Il n’était plus qu’à un peu plus d’un mètre du prisonnier. Daniel prit sa décision en un éclair et se rua vers la porte. Mais le soldat avait trop bien anticipé son mouvement et il fut rattrapé par le collet presque aussitôt. Avant qu’il ait pu réagir, les phalanges de métal heurtèrent sa poitrine, la vidant de son air ; un instant plus tard elles lui explosaient l’arcade sourcillière. Daniel n’était pas tout à fait tombé que le soldat était déjà sur lui ; son genou vint lui écraser la glotte. Incapable de reprendre son souffle, Daniel était tout aussi incapable de se défendre et un instant il fut persuadé qu’il allait mourir.

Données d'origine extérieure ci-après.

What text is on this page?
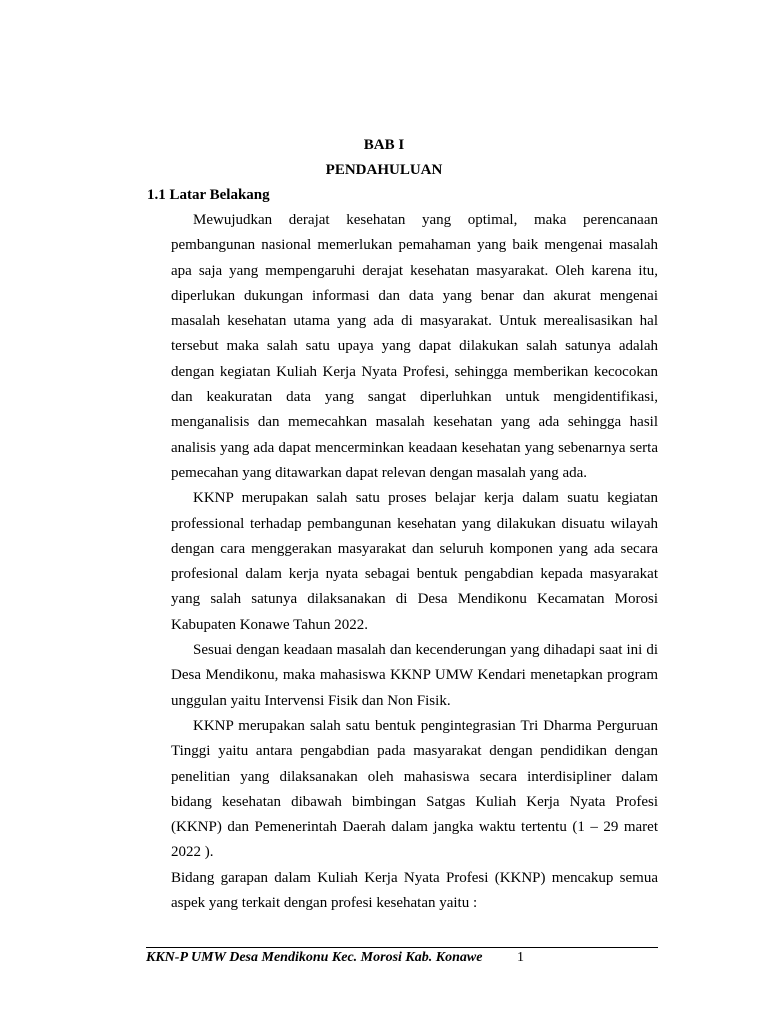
BAB I
PENDAHULUAN
1.1 Latar Belakang

Mewujudkan derajat kesehatan yang optimal, maka perencanaan pembangunan nasional memerlukan pemahaman yang baik mengenai masalah apa saja yang mempengaruhi derajat kesehatan masyarakat. Oleh karena itu, diperlukan dukungan informasi dan data yang benar dan akurat mengenai masalah kesehatan utama yang ada di masyarakat. Untuk merealisasikan hal tersebut maka salah satu upaya yang dapat dilakukan salah satunya adalah dengan kegiatan Kuliah Kerja Nyata Profesi, sehingga memberikan kecocokan dan keakuratan data yang sangat diperluhkan untuk mengidentifikasi, menganalisis dan memecahkan masalah kesehatan yang ada sehingga hasil analisis yang ada dapat mencerminkan keadaan kesehatan yang sebenarnya serta pemecahan yang ditawarkan dapat relevan dengan masalah yang ada.

KKNP merupakan salah satu proses belajar kerja dalam suatu kegiatan professional terhadap pembangunan kesehatan yang dilakukan disuatu wilayah dengan cara menggerakan masyarakat dan seluruh komponen yang ada secara profesional dalam kerja nyata sebagai bentuk pengabdian kepada masyarakat yang salah satunya dilaksanakan di Desa Mendikonu Kecamatan Morosi Kabupaten Konawe Tahun 2022.

Sesuai dengan keadaan masalah dan kecenderungan yang dihadapi saat ini di Desa Mendikonu, maka mahasiswa KKNP UMW Kendari menetapkan program unggulan yaitu Intervensi Fisik dan Non Fisik.

KKNP merupakan salah satu bentuk pengintegrasian Tri Dharma Perguruan Tinggi yaitu antara pengabdian pada masyarakat dengan pendidikan dengan penelitian yang dilaksanakan oleh mahasiswa secara interdisipliner dalam bidang kesehatan dibawah bimbingan Satgas Kuliah Kerja Nyata Profesi (KKNP) dan Pemenerintah Daerah dalam jangka waktu tertentu (1 – 29 maret 2022 ).

Bidang garapan dalam Kuliah Kerja Nyata Profesi (KKNP) mencakup semua aspek yang terkait dengan profesi kesehatan yaitu :

KKN-P UMW Desa Mendikonu Kec. Morosi Kab. Konawe	1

– Il faut que tu comprennes, Daniel, fit Guillard d’un ton calme. Je dois te ramener vivant, mais pas nécessairement entier ; chaque fois que tu tenteras de t’enfuir comme tu viens de le faire, tu perdras un petit morceau. Je serai clément cette fois-ci, mais la suivante, je t’enlèverai quelque chose de beaucoup plus précieux.

Il dégaina un petit couteau et tira de l’autre main sur l’oreille droite de l’homme immobilisé ; lentement, il en découpa le lobe. Son travail achevé, il fourra le morceau de chair sanglant dans la bouche qui cherchait l’air en vain. Satisfait de son œuvre, Guillard libéra enfin son prisonnier. Daniel se redressa dans un sursaut, crachant avec horreur, vomissant presque, suffoquant. Fablon et Alain surgirent sur ces entrefaites et se pétrifièrent un instant devant la scène.

– Juste une petite mise au point, dit Guillard en guise d’explication. Fablon, tu ferais bien de ne plus jamais manquer ton poste si tu ne veux pas subir un sort similaire.

La voix étranglée, le soldat incriminé protesta sa loyauté.

– C’est bon. Allez vous équiper, nous partons dans une heure. Nous déplacerons le prisonnier sur une charrette.